Chemically denatured ovalbumin (dOB) was used to modify the surface of 3-mercaptopropionic acid (MPA) stabilized CdTe quantum dots (QDs), which resulted in a great enhancement of the synchronous fluorescence intensity. Moreover, dOB shell layer can effectively prevent the binding of other cations onto the QDs core and enhance the selective binding ability of Hg(2+) to dOB coated CdTe QDs (CdTe-dOB QDs). A simple method with high sensitivity and selectivity was developed for the determination of Hg(2+) with the CdTe-dOB QDs as fluorescence probe based on the merits of synchronous fluorescence spectroscopy (SFS). When scanning with excitation and emission wavelengths of 250 nm and 470 nm (Δλ=λ(em)-λ(ex)=220 nm), respectively, the maximum synchronous fluorescence peak of the CdTe-dOB QDs was located at 328 nm.
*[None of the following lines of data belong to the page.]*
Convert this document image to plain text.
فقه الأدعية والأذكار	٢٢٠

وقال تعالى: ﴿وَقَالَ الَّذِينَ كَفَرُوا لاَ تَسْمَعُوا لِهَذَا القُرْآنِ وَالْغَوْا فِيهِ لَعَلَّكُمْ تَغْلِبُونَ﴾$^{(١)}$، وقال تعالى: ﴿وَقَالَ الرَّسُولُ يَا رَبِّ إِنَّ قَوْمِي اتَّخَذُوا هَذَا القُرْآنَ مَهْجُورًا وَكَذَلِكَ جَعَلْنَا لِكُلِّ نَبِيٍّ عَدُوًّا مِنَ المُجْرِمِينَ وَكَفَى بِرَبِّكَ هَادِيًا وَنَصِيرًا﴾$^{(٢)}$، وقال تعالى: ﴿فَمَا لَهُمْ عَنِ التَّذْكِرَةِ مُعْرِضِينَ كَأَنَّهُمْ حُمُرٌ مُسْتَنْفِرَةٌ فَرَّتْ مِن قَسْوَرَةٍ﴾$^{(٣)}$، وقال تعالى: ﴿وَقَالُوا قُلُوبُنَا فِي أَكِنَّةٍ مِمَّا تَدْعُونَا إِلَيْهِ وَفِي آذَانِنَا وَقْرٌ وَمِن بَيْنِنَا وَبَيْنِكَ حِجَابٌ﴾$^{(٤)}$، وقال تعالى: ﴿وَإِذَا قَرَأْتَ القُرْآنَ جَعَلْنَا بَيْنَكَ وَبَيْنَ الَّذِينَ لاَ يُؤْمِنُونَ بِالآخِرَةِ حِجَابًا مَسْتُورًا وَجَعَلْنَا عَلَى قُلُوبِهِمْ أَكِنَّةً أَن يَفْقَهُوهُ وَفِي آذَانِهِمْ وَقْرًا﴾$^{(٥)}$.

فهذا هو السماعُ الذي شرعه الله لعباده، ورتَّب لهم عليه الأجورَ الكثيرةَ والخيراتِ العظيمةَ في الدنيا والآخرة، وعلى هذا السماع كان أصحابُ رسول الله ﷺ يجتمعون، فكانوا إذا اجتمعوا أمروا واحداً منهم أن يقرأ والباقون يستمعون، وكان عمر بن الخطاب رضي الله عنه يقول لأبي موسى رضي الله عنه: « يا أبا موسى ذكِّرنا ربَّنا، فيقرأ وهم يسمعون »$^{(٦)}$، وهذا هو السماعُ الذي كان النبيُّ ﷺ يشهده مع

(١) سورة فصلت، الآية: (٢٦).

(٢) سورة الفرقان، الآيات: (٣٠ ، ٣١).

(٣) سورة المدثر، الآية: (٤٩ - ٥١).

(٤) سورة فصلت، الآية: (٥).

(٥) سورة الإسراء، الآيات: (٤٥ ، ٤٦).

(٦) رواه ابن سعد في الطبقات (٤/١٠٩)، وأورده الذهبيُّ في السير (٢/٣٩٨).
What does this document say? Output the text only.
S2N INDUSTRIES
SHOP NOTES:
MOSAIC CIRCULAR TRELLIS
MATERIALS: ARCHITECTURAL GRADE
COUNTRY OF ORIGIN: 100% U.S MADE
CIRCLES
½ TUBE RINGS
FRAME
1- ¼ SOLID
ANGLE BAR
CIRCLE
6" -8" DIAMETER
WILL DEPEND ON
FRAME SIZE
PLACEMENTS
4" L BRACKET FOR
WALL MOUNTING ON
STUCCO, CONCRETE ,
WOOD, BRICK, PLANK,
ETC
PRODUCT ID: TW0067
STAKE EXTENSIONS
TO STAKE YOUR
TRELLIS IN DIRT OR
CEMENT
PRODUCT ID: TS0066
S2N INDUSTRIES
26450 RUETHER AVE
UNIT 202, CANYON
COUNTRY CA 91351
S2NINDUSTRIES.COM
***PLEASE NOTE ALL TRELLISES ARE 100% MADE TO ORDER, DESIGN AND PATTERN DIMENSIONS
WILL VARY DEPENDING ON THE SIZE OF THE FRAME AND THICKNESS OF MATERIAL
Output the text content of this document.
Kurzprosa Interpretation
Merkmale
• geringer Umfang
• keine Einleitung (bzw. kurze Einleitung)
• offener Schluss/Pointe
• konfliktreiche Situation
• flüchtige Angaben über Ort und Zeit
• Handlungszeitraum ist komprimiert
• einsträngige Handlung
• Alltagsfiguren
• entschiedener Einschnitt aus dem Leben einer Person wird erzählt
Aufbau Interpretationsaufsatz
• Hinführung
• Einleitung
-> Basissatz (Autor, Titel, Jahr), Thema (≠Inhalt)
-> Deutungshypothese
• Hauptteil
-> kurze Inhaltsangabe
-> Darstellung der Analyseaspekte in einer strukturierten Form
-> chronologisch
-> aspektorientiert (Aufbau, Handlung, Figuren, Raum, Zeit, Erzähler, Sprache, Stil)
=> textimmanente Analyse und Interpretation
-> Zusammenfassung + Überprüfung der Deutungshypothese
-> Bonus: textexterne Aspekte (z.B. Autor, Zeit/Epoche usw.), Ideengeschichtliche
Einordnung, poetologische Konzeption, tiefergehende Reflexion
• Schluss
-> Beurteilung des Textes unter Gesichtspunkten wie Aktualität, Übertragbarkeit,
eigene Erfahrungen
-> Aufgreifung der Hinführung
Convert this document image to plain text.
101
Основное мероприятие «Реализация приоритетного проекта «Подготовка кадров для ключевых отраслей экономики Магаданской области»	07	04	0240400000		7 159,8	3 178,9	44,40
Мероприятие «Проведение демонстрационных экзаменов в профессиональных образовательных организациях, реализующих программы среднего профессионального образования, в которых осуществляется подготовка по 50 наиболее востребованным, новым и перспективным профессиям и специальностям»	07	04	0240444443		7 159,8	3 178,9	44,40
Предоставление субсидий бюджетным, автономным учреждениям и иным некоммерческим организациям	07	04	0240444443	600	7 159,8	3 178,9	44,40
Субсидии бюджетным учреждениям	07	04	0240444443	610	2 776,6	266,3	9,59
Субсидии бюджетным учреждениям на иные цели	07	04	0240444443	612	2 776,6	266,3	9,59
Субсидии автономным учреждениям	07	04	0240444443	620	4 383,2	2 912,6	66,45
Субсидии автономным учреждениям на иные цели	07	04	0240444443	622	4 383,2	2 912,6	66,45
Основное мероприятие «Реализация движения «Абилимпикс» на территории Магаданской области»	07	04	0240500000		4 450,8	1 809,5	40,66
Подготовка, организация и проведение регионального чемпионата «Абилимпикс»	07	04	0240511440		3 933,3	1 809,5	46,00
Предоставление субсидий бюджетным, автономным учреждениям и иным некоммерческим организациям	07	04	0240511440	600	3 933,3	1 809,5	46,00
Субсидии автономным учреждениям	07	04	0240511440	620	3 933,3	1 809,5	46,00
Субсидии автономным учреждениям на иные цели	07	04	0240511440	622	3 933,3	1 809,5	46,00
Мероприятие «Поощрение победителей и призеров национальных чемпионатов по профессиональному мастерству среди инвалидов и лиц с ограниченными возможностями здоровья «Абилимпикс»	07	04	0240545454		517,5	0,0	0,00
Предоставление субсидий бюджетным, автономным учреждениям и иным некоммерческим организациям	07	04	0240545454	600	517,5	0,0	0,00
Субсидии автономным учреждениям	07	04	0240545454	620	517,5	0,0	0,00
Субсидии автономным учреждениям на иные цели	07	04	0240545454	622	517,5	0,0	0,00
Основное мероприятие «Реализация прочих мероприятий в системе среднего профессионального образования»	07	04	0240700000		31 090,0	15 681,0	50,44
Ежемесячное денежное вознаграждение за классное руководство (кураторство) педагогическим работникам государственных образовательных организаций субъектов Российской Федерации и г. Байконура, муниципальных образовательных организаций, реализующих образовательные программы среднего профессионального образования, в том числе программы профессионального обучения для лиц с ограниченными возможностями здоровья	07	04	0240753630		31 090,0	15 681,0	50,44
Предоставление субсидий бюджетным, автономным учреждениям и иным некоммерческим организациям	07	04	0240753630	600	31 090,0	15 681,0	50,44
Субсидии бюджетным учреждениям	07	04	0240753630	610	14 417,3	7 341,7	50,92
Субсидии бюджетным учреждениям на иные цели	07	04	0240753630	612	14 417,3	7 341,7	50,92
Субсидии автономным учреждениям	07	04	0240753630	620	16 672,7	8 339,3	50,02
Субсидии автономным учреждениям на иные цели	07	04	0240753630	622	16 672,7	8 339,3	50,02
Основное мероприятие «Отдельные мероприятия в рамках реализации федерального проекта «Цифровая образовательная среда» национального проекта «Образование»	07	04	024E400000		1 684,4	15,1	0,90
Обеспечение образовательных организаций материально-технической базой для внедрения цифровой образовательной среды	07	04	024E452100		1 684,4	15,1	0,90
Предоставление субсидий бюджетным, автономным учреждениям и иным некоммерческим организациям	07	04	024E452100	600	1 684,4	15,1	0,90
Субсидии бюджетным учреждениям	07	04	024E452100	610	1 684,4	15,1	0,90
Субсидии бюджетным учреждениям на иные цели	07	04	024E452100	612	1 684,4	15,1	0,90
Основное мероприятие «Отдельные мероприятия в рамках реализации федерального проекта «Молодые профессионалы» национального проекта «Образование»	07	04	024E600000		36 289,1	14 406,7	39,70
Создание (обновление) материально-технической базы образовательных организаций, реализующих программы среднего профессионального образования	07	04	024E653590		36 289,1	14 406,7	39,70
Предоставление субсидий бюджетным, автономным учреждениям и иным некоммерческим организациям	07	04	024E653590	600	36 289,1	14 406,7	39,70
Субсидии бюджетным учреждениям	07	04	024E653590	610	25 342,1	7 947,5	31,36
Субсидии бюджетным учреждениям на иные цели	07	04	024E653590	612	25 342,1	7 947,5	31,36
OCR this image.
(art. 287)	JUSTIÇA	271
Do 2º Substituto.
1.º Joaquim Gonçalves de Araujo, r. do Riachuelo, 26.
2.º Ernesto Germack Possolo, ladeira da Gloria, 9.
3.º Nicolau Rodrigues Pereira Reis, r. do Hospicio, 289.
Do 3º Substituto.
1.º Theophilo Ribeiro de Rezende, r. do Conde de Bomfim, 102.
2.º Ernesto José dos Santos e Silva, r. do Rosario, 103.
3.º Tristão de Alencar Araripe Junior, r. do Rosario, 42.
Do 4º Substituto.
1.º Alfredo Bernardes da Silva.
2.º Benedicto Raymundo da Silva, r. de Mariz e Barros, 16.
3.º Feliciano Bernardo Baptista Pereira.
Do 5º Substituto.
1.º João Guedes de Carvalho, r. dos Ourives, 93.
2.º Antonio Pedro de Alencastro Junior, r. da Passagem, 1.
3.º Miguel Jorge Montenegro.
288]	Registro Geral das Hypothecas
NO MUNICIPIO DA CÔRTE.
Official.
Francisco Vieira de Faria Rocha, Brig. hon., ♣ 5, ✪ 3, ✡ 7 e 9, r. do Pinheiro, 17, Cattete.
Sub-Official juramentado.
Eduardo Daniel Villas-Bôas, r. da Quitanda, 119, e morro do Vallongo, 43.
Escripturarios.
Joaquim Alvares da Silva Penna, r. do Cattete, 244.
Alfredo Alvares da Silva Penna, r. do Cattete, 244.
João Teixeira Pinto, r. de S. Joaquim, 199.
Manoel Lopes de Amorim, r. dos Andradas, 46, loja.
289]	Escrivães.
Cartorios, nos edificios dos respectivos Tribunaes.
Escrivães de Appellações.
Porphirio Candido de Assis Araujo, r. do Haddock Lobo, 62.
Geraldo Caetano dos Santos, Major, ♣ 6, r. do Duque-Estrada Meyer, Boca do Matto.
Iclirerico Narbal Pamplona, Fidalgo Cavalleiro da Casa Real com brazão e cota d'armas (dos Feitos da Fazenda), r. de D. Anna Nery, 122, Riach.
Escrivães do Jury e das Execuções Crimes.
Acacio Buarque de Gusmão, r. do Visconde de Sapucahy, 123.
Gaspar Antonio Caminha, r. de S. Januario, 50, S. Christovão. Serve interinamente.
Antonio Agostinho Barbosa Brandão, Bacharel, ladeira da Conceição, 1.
Under optimal conditions, the change of the synchronous fluorescence intensity was in good linear relationship with the Hg(2+) concentration in the range of 0.08×10(-7) to 30.0×10(-7) mol L(-1) and the detection limit was 4.2×10(-9) mol L(-1) (S/N=3). The relative standard deviation of seven replicate measurements for the concentration of 2.0×10(-7) mol L(-1) and 20.0×10(-7) mol L(-1) were 2.8% and 2.3%, respectively. Compared with general fluorescence methods, the proposed method, which combined the advantages of high sensitivity of synchronous fluorescence and specific response of Hg(2+) to CdTe-dOB, had a wider linear range and higher sensitivity. Furthermore, the proposed method was applied to the determination of trace Hg(2+) in water samples with satisfactory results.